Kamal El Khoury, Managing Director, MENAT Lending, Finastra
Action on Environmental, Social and Governance issues (ESG) has rapidly transformed from being a ‘good to have’ to a crucial part of a company’s strategy and its long-term success. Indeed, ESG has become a board-level agenda in the MENA region. Particularly in the Middle East, the adoption of ESG principles is essential to the region’s efforts to diversify economies, improve the state of the environment, and create more opportunities for future generations.
Banks play a pivotal role in pushing this agenda forward. Not only do they need to consider the ESG impact of their own organizations, but they also need to demonstrate a duty of care to customers, other stakeholders and society-at-large in ensuring the lending decisions they make are responsible and sustainable.
We’ve recently seen some great industry progress in the region. For example, Mashreq Bank recently pledged to increase its sustainable financing to $30 billion by 2030 and Tabreed launched a Green Financing Framework to fund projects aligned with the UAE’s commitment to carbon neutral. These developments will need to continue evolving as customers, employees, investors and other stakeholders increasingly expect companies, and the banks that support them, to demonstrate their commitment to ESG in everything they do. With stakeholders, including NGOs applying pressure on banks, it’s imperative they take a closer look at the make-up of their loan portfolios.
For banks, measuring the environmental and societal impact of the entirety of their lending is not straightforward. For example, lending for green assets such as solar panels and wind farms has soared in popularity. Projects that would have struggled to get finance 10 years ago can now secure loans with very favorable rates. In the MENA region, green and sustainability-linked bonds and loans reached an all-time high of $18.64 billion in 2021, compared with 4.5 billion in 2020. Most banks will already measure today how many green assets they have in their loan books.
The challenge is that this doesn’t represent the entirety of the total lending banks do. For example, having 10% of assets classed as ‘green’ could still mean having 70% of assets, whether projects or companies, that are working to improve their green credentials or not planning to change at all. DIFC recently announced that businesses may soon be required to comply with a minimum set of ESG standards for the nation to achieve net-zero emissions by 2050. To help businesses achieve these ESG goals, banks need to go beyond financing projects that are green already and support those companies and industries that are actively looking to improve.
To help measure this, banks must aim to capture the rate of improvement over time. Not all companies are rated by a sustainability agency, so it can be difficult to quantify exactly where a company sits on the ESG scale. Being too flexible with definitions puts banks in danger of ‘greenwashing’, so taking a consistent and systematic approach in their assessments is crucial. Banks should assess tangible improvements companies are making now and in the near term. This insight is far more valuable than goals set 10-15 years from now.
Another challenge is the risk of creating a shadow industry which doesn’t apply the same ESG principles. If banks avoid financing polluted assets and industries that still have 20+ years of life, there’s a risk of creating ‘stranded assets’. Rather than avoid them completely, regulators and governments will want banks to encourage businesses to clean up their act where possible.

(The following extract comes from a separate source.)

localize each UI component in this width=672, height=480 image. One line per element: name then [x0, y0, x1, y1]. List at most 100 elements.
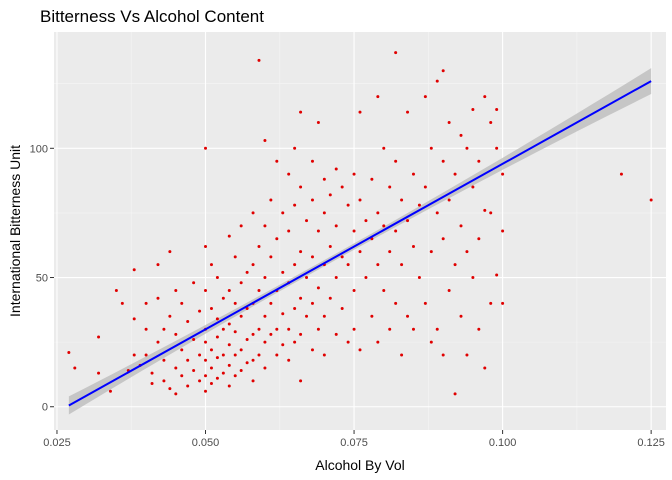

For governments and regulators, the impact of issues such as climate change on economic stability is also a major concern. In response, they’re asking banks to assess how the risk of increased floods, drought and forest fires could impact all companies in their loan portfolios. Floods and forest fires may seem largely insignificant in the Middle East, but many banks in the region lend to global companies with subsidiaries right across the world – and it’s a real challenge to gather all relevant data and measure this risk. This should not delay action though. Banks need to start collecting and analyzing the data points that are available now and provide intelligence on where the risks lie. This is not possible without technology.
With technology, companies can demonstrate their compliance with rigorous ESG standards so that they can apply quality control marks that show purchasers their adherence to green, social and governance targets. Blockchain technology, for example, can be used to track a product’s lifecycle end-to-end. This can include the source of the raw materials, the transportation and production processes and carbon footprint all the way through to the point of sale.
Banks need solutions that capture and process the required information to measure and understand the percentage of assets in their lending portfolio that are green or ‘greening’. They can then embed intelligence into their lending process which helps them track the ESG performance of each company they lend to, and factor this into future loan pricing. The higher the proportion of green or ‘greening’ loans a bank offers, the more it could ultimately increase its bottom-line. A UAE study revealed that increasing the proportion of green loans in a bank’s overall loan portfolio lowers the non-performing loans (NPL) ratio.
According to PwC, developing the right structure and mechanisms for green finance could help the GCC region unleash a tremendous opportunity: $2 trillion in economic growth and more than 1 million jobs by 2030. Achieving this requires an open environment where everyone can come together and play their part in delivering against ESG goals for the good of all.